Average installation time per patch was 53 h versus 135 h for a squeeze operation, saving 82 h—more than 60%—of rig time per well. Based on a daily diesel consumption of 200 galUK [909 L] on average, this well integrity technology saved more than 3,100 L of fuel and avoided 8,348 kg† of CO2e emissions per well. Eliminating the 2,300 kg of cement that would have been used per well during a squeeze campaign decreased embodied CO2e by about 921 kg‡ per well.
Waste generated by a Saltel casing patch installation is limited to the single packer element used to expand the patch. A cement squeeze, on the other hand, often requires mixing cement in excess of the requirement and then disposing of the cement circulated to surface when the cement is drilled out downhole to regain access below the squeeze depth. An average of 1,340 kg of cement is wasted per well, while the packer element weighs only about 80 kg—a net waste reduction of 12,600 kg across 10 wells.
The conversion from producer to injector complied with all regulatory and technical requirements, while controlling costs.

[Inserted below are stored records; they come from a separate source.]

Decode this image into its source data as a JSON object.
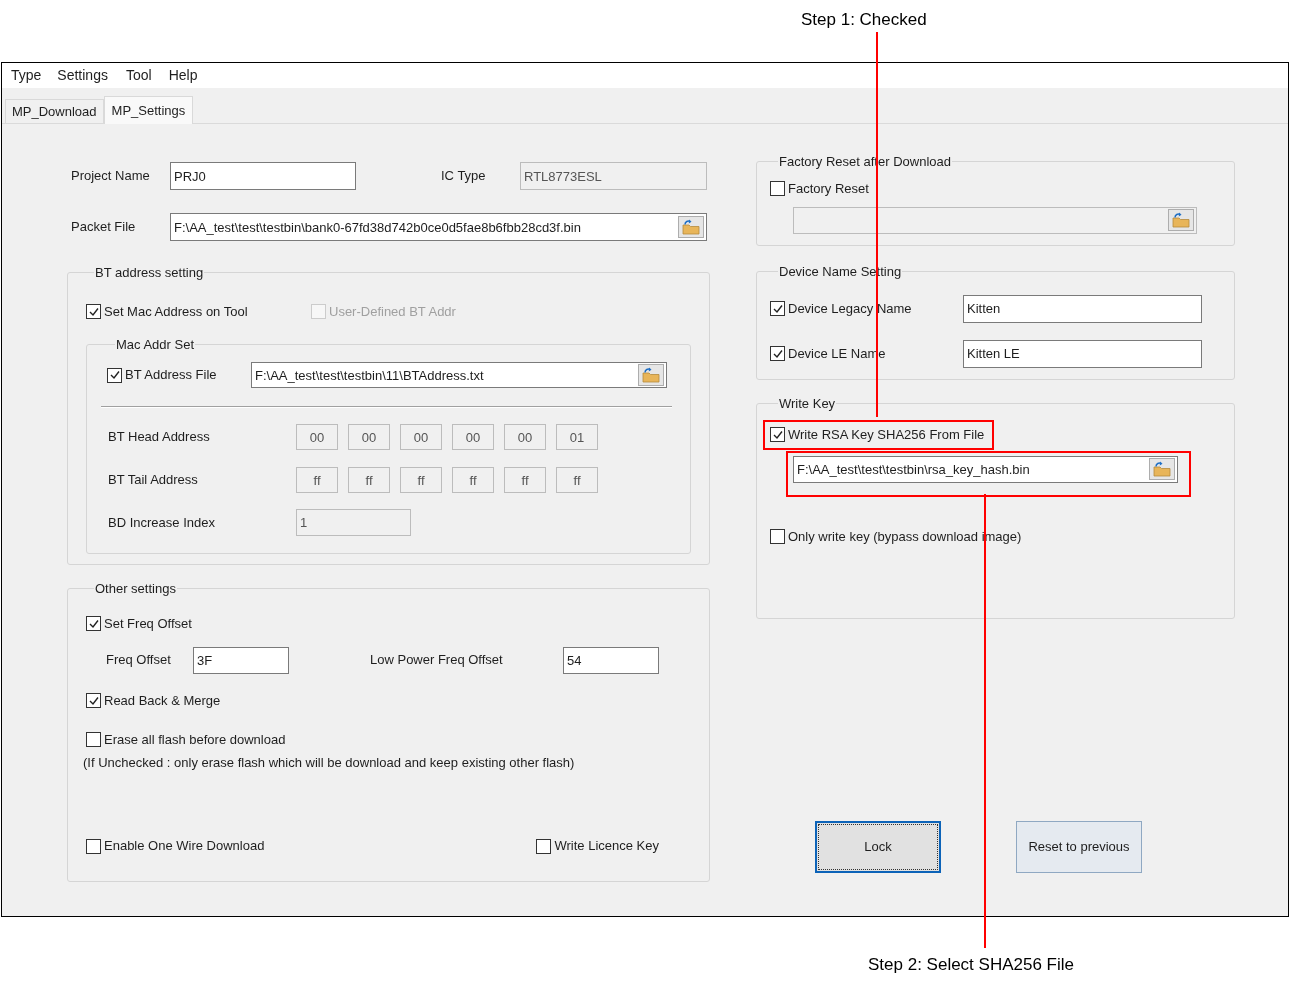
{
  "menu": [
    "Type",
    "Settings",
    "Tool",
    "Help"
  ],
  "tabs": [
    {
      "label": "MP_Download",
      "selected": false
    },
    {
      "label": "MP_Settings",
      "selected": true
    }
  ],
  "project_name": {
    "label": "Project Name",
    "value": "PRJ0",
    "disabled": false
  },
  "ic_type": {
    "label": "IC Type",
    "value": "RTL8773ESL",
    "disabled": true
  },
  "packet_file": {
    "label": "Packet File",
    "value": "F:\\AA_test\\test\\testbin\\bank0-67fd38d742b0ce0d5fae8b6fbb28cd3f.bin",
    "disabled": false,
    "browse": true
  },
  "bt_address_setting": {
    "title": "BT address setting",
    "set_mac": {
      "label": "Set Mac Address on Tool",
      "checked": true,
      "disabled": false
    },
    "user_defined": {
      "label": "User-Defined BT Addr",
      "checked": false,
      "disabled": true
    },
    "mac_addr_set": {
      "title": "Mac Addr Set",
      "bt_address_file": {
        "label": "BT Address File",
        "checked": true,
        "disabled": false
      },
      "file": {
        "value": "F:\\AA_test\\test\\testbin\\11\\BTAddress.txt",
        "disabled": false,
        "browse": true
      },
      "head": {
        "label": "BT Head Address",
        "bytes": [
          "00",
          "00",
          "00",
          "00",
          "00",
          "01"
        ],
        "disabled": true
      },
      "tail": {
        "label": "BT Tail Address",
        "bytes": [
          "ff",
          "ff",
          "ff",
          "ff",
          "ff",
          "ff"
        ],
        "disabled": true
      },
      "increase": {
        "label": "BD Increase Index",
        "value": "1",
        "disabled": true
      }
    }
  },
  "other_settings": {
    "title": "Other settings",
    "set_freq": {
      "label": "Set Freq Offset",
      "checked": true,
      "disabled": false
    },
    "freq_offset": {
      "label": "Freq Offset",
      "value": "3F",
      "disabled": false
    },
    "low_power": {
      "label": "Low Power Freq Offset",
      "value": "54",
      "disabled": false
    },
    "read_back": {
      "label": "Read Back & Merge",
      "checked": true,
      "disabled": false
    },
    "erase_all": {
      "label": "Erase all flash before download",
      "checked": false,
      "disabled": false
    },
    "erase_note": "(If Unchecked : only erase flash which will be download and keep existing other flash)",
    "one_wire": {
      "label": "Enable One Wire Download",
      "checked": false,
      "disabled": false
    },
    "licence": {
      "label": "Write Licence Key",
      "checked": false,
      "disabled": false
    }
  },
  "factory_reset": {
    "title": "Factory Reset after Download",
    "checkbox": {
      "label": "Factory Reset",
      "checked": false,
      "disabled": false
    },
    "file": {
      "disabled": true,
      "browse": true
    }
  },
  "device_name": {
    "title": "Device Name Setting",
    "legacy": {
      "checkbox": {
        "label": "Device Legacy Name",
        "checked": true,
        "disabled": false
      },
      "field": {
        "value": "Kitten",
        "disabled": false
      }
    },
    "le": {
      "checkbox": {
        "label": "Device LE Name",
        "checked": true,
        "disabled": false
      },
      "field": {
        "value": "Kitten LE",
        "disabled": false
      }
    }
  },
  "write_key": {
    "title": "Write Key",
    "rsa": {
      "label": "Write RSA Key SHA256 From File",
      "checked": true,
      "disabled": false
    },
    "file": {
      "value": "F:\\AA_test\\test\\testbin\\rsa_key_hash.bin",
      "disabled": false,
      "browse": true
    },
    "only_write": {
      "label": "Only write key (bypass download image)",
      "checked": false,
      "disabled": false
    }
  },
  "buttons": [
    {
      "label": "Lock",
      "focused": true
    },
    {
      "label": "Reset to previous",
      "focused": false
    }
  ],
  "annotations": [
    {
      "label": "Step 1: Checked"
    },
    {
      "label": "Step 2: Select SHA256 File"
    }
  ]
}
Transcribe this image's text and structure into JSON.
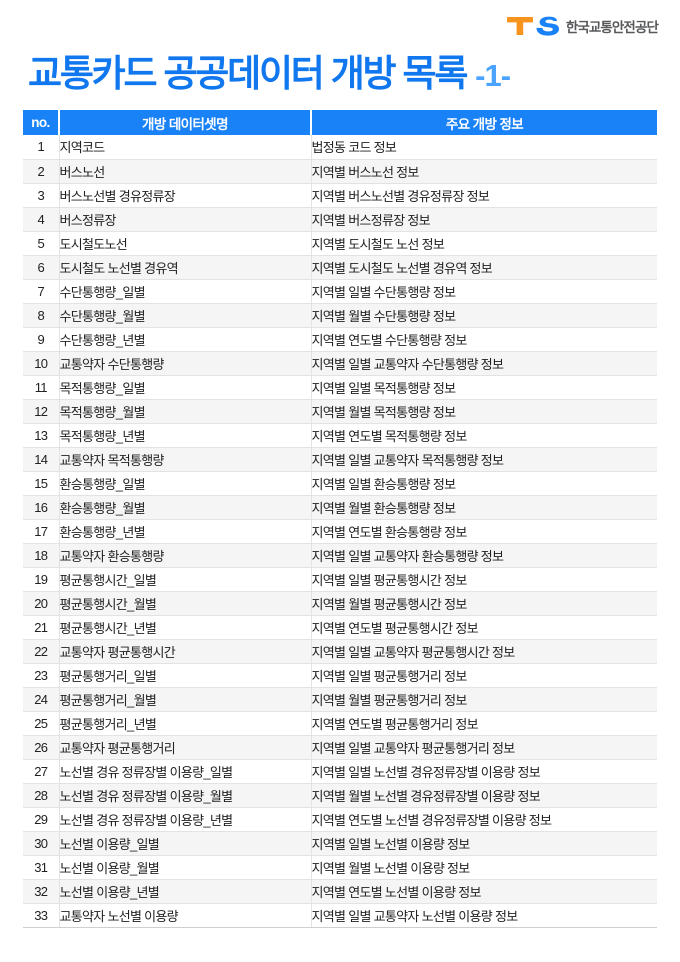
{
  "logo": {
    "mark_t": "T",
    "mark_s": "S",
    "org_name": "한국교통안전공단",
    "color_t": "#F7941E",
    "color_s": "#1a82f7"
  },
  "title": {
    "main": "교통카드 공공데이터 개방 목록",
    "suffix": "-1-",
    "color": "#1177ee",
    "suffix_color": "#4aa3ff"
  },
  "table": {
    "header_color": "#1a82f7",
    "columns": [
      "no.",
      "개방 데이터셋명",
      "주요 개방 정보"
    ],
    "rows": [
      {
        "no": "1",
        "name": "지역코드",
        "info": "법정동 코드 정보"
      },
      {
        "no": "2",
        "name": "버스노선",
        "info": "지역별 버스노선 정보"
      },
      {
        "no": "3",
        "name": "버스노선별 경유정류장",
        "info": "지역별 버스노선별 경유정류장 정보"
      },
      {
        "no": "4",
        "name": "버스정류장",
        "info": "지역별 버스정류장 정보"
      },
      {
        "no": "5",
        "name": "도시철도노선",
        "info": "지역별 도시철도 노선 정보"
      },
      {
        "no": "6",
        "name": "도시철도 노선별 경유역",
        "info": "지역별 도시철도 노선별 경유역 정보"
      },
      {
        "no": "7",
        "name": "수단통행량_일별",
        "info": "지역별 일별 수단통행량 정보"
      },
      {
        "no": "8",
        "name": "수단통행량_월별",
        "info": "지역별 월별 수단통행량 정보"
      },
      {
        "no": "9",
        "name": "수단통행량_년별",
        "info": "지역별 연도별 수단통행량 정보"
      },
      {
        "no": "10",
        "name": "교통약자 수단통행량",
        "info": "지역별 일별 교통약자 수단통행량 정보"
      },
      {
        "no": "11",
        "name": "목적통행량_일별",
        "info": "지역별 일별 목적통행량 정보"
      },
      {
        "no": "12",
        "name": "목적통행량_월별",
        "info": "지역별 월별 목적통행량 정보"
      },
      {
        "no": "13",
        "name": "목적통행량_년별",
        "info": "지역별 연도별 목적통행량 정보"
      },
      {
        "no": "14",
        "name": "교통약자 목적통행량",
        "info": "지역별 일별 교통약자 목적통행량 정보"
      },
      {
        "no": "15",
        "name": "환승통행량_일별",
        "info": "지역별 일별 환승통행량 정보"
      },
      {
        "no": "16",
        "name": "환승통행량_월별",
        "info": "지역별 월별 환승통행량 정보"
      },
      {
        "no": "17",
        "name": "환승통행량_년별",
        "info": "지역별 연도별 환승통행량 정보"
      },
      {
        "no": "18",
        "name": "교통약자 환승통행량",
        "info": "지역별 일별 교통약자 환승통행량 정보"
      },
      {
        "no": "19",
        "name": "평균통행시간_일별",
        "info": "지역별 일별 평균통행시간 정보"
      },
      {
        "no": "20",
        "name": "평균통행시간_월별",
        "info": "지역별 월별 평균통행시간 정보"
      },
      {
        "no": "21",
        "name": "평균통행시간_년별",
        "info": "지역별 연도별 평균통행시간 정보"
      },
      {
        "no": "22",
        "name": "교통약자 평균통행시간",
        "info": "지역별 일별 교통약자 평균통행시간 정보"
      },
      {
        "no": "23",
        "name": "평균통행거리_일별",
        "info": "지역별 일별 평균통행거리 정보"
      },
      {
        "no": "24",
        "name": "평균통행거리_월별",
        "info": "지역별 월별 평균통행거리 정보"
      },
      {
        "no": "25",
        "name": "평균통행거리_년별",
        "info": "지역별 연도별 평균통행거리 정보"
      },
      {
        "no": "26",
        "name": "교통약자 평균통행거리",
        "info": "지역별 일별 교통약자 평균통행거리 정보"
      },
      {
        "no": "27",
        "name": "노선별 경유 정류장별 이용량_일별",
        "info": "지역별 일별 노선별 경유정류장별 이용량 정보"
      },
      {
        "no": "28",
        "name": "노선별 경유 정류장별 이용량_월별",
        "info": "지역별 월별 노선별 경유정류장별 이용량 정보"
      },
      {
        "no": "29",
        "name": "노선별 경유 정류장별 이용량_년별",
        "info": "지역별 연도별 노선별 경유정류장별 이용량 정보"
      },
      {
        "no": "30",
        "name": "노선별 이용량_일별",
        "info": "지역별 일별 노선별 이용량 정보"
      },
      {
        "no": "31",
        "name": "노선별 이용량_월별",
        "info": "지역별 월별 노선별 이용량 정보"
      },
      {
        "no": "32",
        "name": "노선별 이용량_년별",
        "info": "지역별 연도별 노선별 이용량 정보"
      },
      {
        "no": "33",
        "name": "교통약자 노선별 이용량",
        "info": "지역별 일별 교통약자 노선별 이용량 정보"
      }
    ]
  }
}
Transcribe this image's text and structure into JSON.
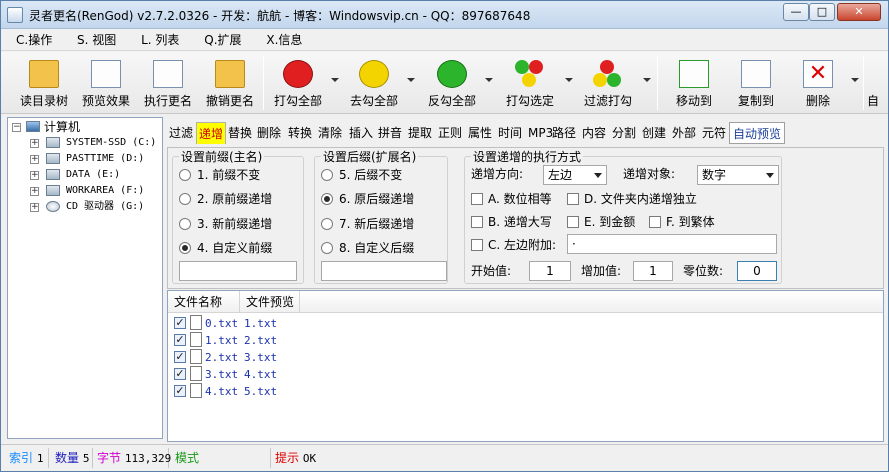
{
  "window": {
    "title": "灵者更名(RenGod) v2.7.2.0326 - 开发：航航 - 博客：Windowsvip.cn - QQ：897687648",
    "min_glyph": "—",
    "max_glyph": "□",
    "close_glyph": "✕"
  },
  "menu": [
    {
      "label": "C.操作"
    },
    {
      "label": "S. 视图"
    },
    {
      "label": "L. 列表"
    },
    {
      "label": "Q.扩展"
    },
    {
      "label": "X.信息"
    }
  ],
  "toolbar": {
    "items": [
      {
        "label": "读目录树",
        "icon": "open-folder-icon"
      },
      {
        "label": "预览效果",
        "icon": "preview-magnifier-icon"
      },
      {
        "label": "执行更名",
        "icon": "edit-document-icon"
      },
      {
        "label": "撤销更名",
        "icon": "undo-folder-icon"
      },
      {
        "label": "打勾全部",
        "icon": "red-ball-icon"
      },
      {
        "label": "去勾全部",
        "icon": "yellow-ball-icon"
      },
      {
        "label": "反勾全部",
        "icon": "green-ball-icon"
      },
      {
        "label": "打勾选定",
        "icon": "multi-ball-icon"
      },
      {
        "label": "过滤打勾",
        "icon": "filter-balls-icon"
      },
      {
        "label": "移动到",
        "icon": "move-to-icon"
      },
      {
        "label": "复制到",
        "icon": "copy-to-icon"
      },
      {
        "label": "删除",
        "icon": "delete-icon"
      },
      {
        "label": "自",
        "icon": "overflow-icon"
      }
    ],
    "colors": {
      "red": "#e02020",
      "yellow": "#f3d400",
      "green": "#2cb52c"
    }
  },
  "tree": {
    "root": "计算机",
    "drives": [
      {
        "label": "SYSTEM-SSD (C:)"
      },
      {
        "label": "PASTTIME (D:)"
      },
      {
        "label": "DATA (E:)"
      },
      {
        "label": "WORKAREA (F:)"
      },
      {
        "label": "CD 驱动器 (G:)"
      }
    ]
  },
  "tabs": [
    "过滤",
    "递增",
    "替换",
    "删除",
    "转换",
    "清除",
    "插入",
    "拼音",
    "提取",
    "正则",
    "属性",
    "时间",
    "MP3",
    "路径",
    "内容",
    "分割",
    "创建",
    "外部",
    "元符",
    "自动预览"
  ],
  "prefix": {
    "title": "设置前缀(主名)",
    "options": [
      "1. 前缀不变",
      "2. 原前缀递增",
      "3. 新前缀递增",
      "4. 自定义前缀"
    ],
    "selected": 3,
    "custom_value": ""
  },
  "suffix": {
    "title": "设置后缀(扩展名)",
    "options": [
      "5. 后缀不变",
      "6. 原后缀递增",
      "7. 新后缀递增",
      "8. 自定义后缀"
    ],
    "selected": 1,
    "custom_value": ""
  },
  "increment": {
    "title": "设置递增的执行方式",
    "direction_label": "递增方向:",
    "direction_value": "左边",
    "target_label": "递增对象:",
    "target_value": "数字",
    "checks": [
      {
        "label": "A. 数位相等",
        "checked": false
      },
      {
        "label": "D. 文件夹内递增独立",
        "checked": false
      },
      {
        "label": "B. 递增大写",
        "checked": false
      },
      {
        "label": "E. 到金额",
        "checked": false
      },
      {
        "label": "F. 到繁体",
        "checked": false
      },
      {
        "label": "C. 左边附加:",
        "checked": false
      }
    ],
    "left_append_value": "·",
    "start_label": "开始值:",
    "start_value": "1",
    "step_label": "增加值:",
    "step_value": "1",
    "digits_label": "零位数:",
    "digits_value": "0"
  },
  "filelist": {
    "columns": [
      "文件名称",
      "文件预览"
    ],
    "rows": [
      {
        "name": "0.txt",
        "preview": "1.txt",
        "checked": true
      },
      {
        "name": "1.txt",
        "preview": "2.txt",
        "checked": true
      },
      {
        "name": "2.txt",
        "preview": "3.txt",
        "checked": true
      },
      {
        "name": "3.txt",
        "preview": "4.txt",
        "checked": true
      },
      {
        "name": "4.txt",
        "preview": "5.txt",
        "checked": true
      }
    ],
    "name_color": "#1a30b0"
  },
  "status": {
    "index_label": "索引",
    "index_value": "1",
    "count_label": "数量",
    "count_value": "5",
    "bytes_label": "字节",
    "bytes_value": "113,329",
    "mode_label": "模式",
    "mode_value": "",
    "tip_label": "提示",
    "tip_value": "OK",
    "colors": {
      "index": "#1a8cff",
      "count": "#2020c0",
      "bytes": "#d000d0",
      "mode": "#1a9a1a",
      "tip": "#e00000"
    }
  }
}
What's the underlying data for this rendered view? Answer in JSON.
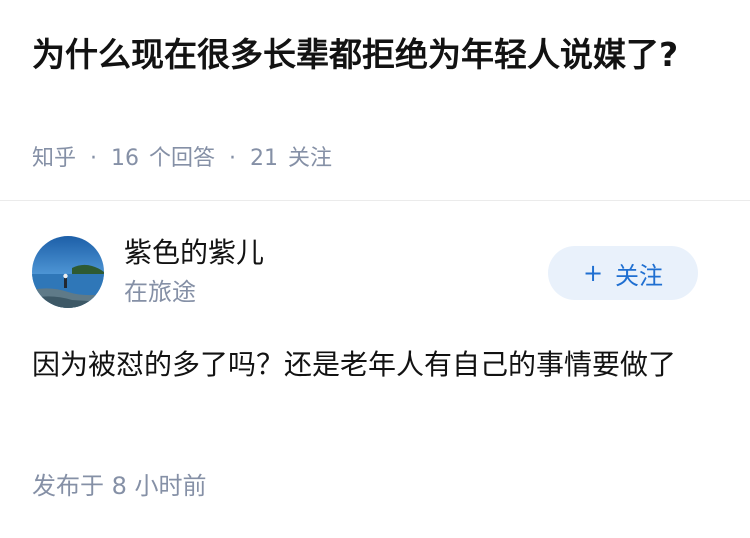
{
  "question": {
    "title": "为什么现在很多长辈都拒绝为年轻人说媒了?",
    "source": "知乎",
    "meta_separator": "·",
    "answer_count": "16",
    "answer_unit": "个回答",
    "follow_count": "21",
    "follow_unit": "关注"
  },
  "answer": {
    "author_name": "紫色的紫儿",
    "author_bio": "在旅途",
    "follow_button_label": "关注",
    "follow_button_icon": "plus-icon",
    "content": "因为被怼的多了吗？还是老年人有自己的事情要做了",
    "time_prefix": "发布于",
    "time_value": "8 小时前"
  },
  "colors": {
    "text_primary": "#121212",
    "text_secondary": "#8590a6",
    "accent": "#1f6fd1",
    "button_bg": "#e9f1fb",
    "divider": "#ebebeb"
  }
}
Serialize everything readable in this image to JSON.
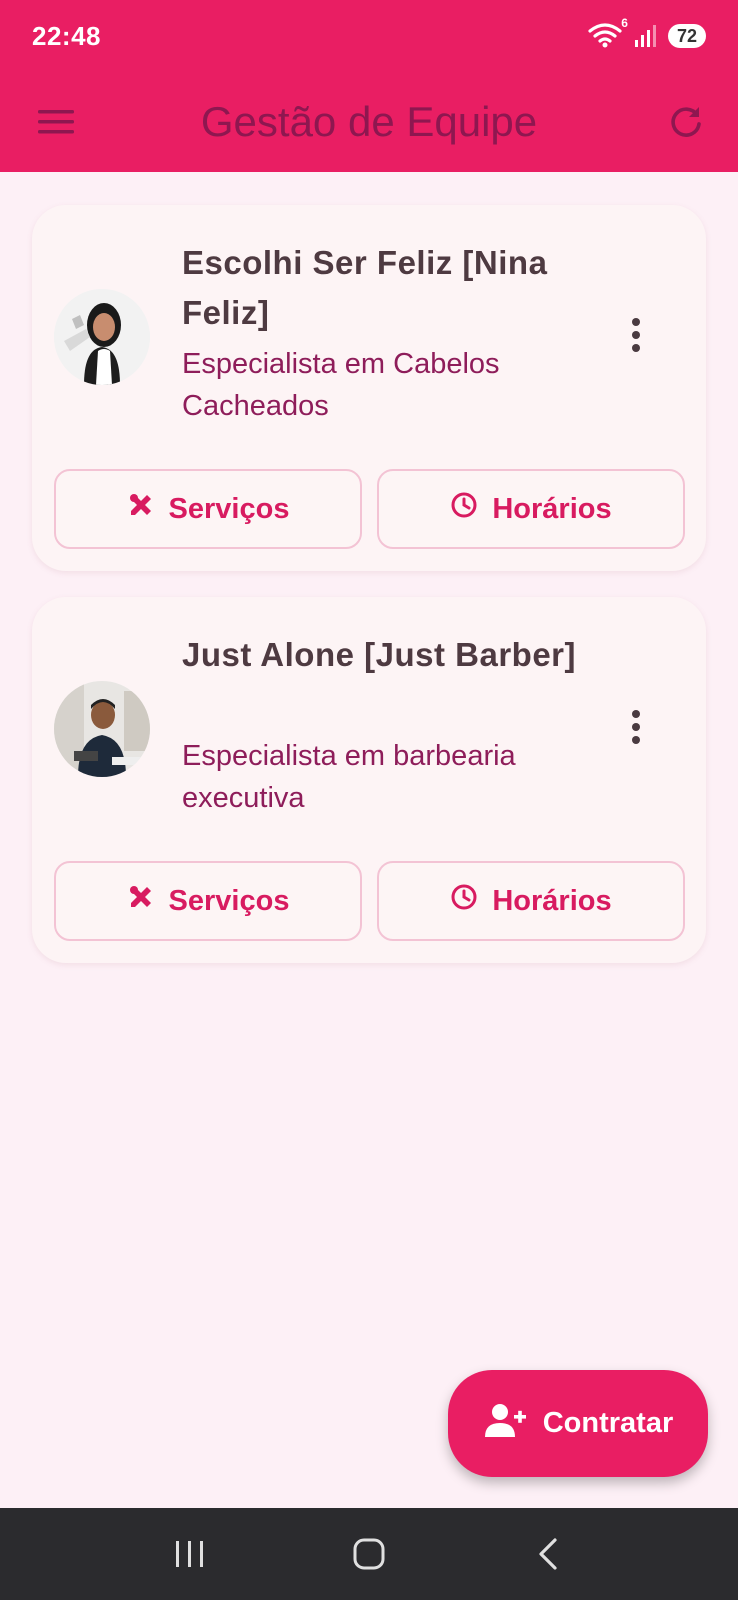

The SLB team in Ecuador has been recognized with Punto Verde certifications for its sustainable practices.
† Using an emissions factor of 2.68787 kg CO2e per liter of 100% mineral diesel per the UK Government Greenhouse Gas Conversion Factors for Company Reporting, 2020
‡ Based on 860 kg of embedded CO2e per metric ton of cement per Mineral Products Association (MPA) Fact Sheet 18: Embodied CO2e of UK cement, additions and cementitious material and 3.02 kg of CO2e per kg of stainless steel, as listed in the Inventory of Carbon & Energy database (ICE DB V3.0 - 10 Nov 2019)
Using Saltel expandable steel patches to seal off open perforations in 10 depleted wells enabled water injection into lower zones, saved time, and reduced both cost and the carbon footprint.